Motus’ SA Retail division said the Labour Court’s decision provides clarity on the way forward during a challenging period for it and its employees.
SA Retail said in a statement following the dismissal that it remains committed to engaging with its employees to explore reasonable alternatives.
The company believes this matter could have been resolved through constructive engagement rather than a legal process.
“Instead, SA Retail proposals, which included the realignment of incentive structures and company car benefits for administrative and support-related employees as an alternative to forced retrenchment, were not accepted,” it said.
“MISA refused this offer and, instead, opted to withdraw from engagements and take the matter to court, rather than working with SA Retail to minimise the impact on affected employees.”
Motus, through SA Retail, has worked to reduce the potential impact of the efficiencies created on employees by exploring alternative cost-cutting measures to retrenchments.
“Through SA Retail’s efforts, the number of potentially affected employees has been reduced to fewer than 200, with the changes limited to the restructuring of incentive structures and company car benefits,” SA Retail CEO Gideon Jansen van Rensburg said.
SA Retail confirmed that it has not implemented any unilateral changes to the terms and conditions of employment, in line with the court judgment.
The company said it remains committed to the long-term sustainability of the business and engaging constructively with affected employees.
SA Retail has undertaken to engage individually with employees who accept the revised offer to review skills, revisit career development plans, and identify opportunities within Motus.
A generational shift
Motus has explained that the job cuts are in response to a once-in-a-generation shift in South Africa’s new car market caused by the surge in popularity of Chinese vehicles.
In response to this surge, Motus has overhauled its dealerships to create multi-franchise outlets with Chinese brands, resulting in some efficiencies being created with regard to back-office and support functions.
As a result, Motus has had to consider job cuts for these various positions, a reduction in benefits for certain employees, and other measures to maintain profitability.
Motus has been a relatively late mover in adapting to the rise of affordable Chinese vehicles, opening only a few dealerships under these brands.
Furthermore, Jansen van Rensburg explained that despite growing sales volumes, the rise of affordable Chinese cars has impacted the company’s margins.
“The market has become more competitive, with new entrants, particularly Chinese brands, that have intensified the pricing pressures Motus faces,” Jansen van Rensburg said.
Motus has been a victim of the hunt for value from South African consumers, with many moving into lower-priced vehicles with slimmer margins for dealerships.
As a result, while sales volumes of new cars have risen, the average value of the vehicles sold has declined.
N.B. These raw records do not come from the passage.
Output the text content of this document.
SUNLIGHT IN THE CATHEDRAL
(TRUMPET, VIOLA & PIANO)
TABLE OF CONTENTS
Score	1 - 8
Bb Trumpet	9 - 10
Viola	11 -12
This means the average selling price of a vehicle has risen below inflation in recent years.
Some consumers have also completely shifted to the used-car market to save money and no longer buy new cars.
“This is placing pressure on the margins of the business. In response, we were required to rationalise our business by implementing back office synergies,” Jansen van Rensburg said.
He explained that this restructuring has also included changes to the incentive structure of back office employees and administrative staff.
Motus has so far retrenched 67 employees who it could not find other positions within its business, with some others taking up to a 30% salary cut to remain employed.
“Our senior staff took salary cuts of up to 30% in our retail division, and now we are seeking to realign the incentive structures and company car benefits of our admin staff,” Jansen van Rensburg said.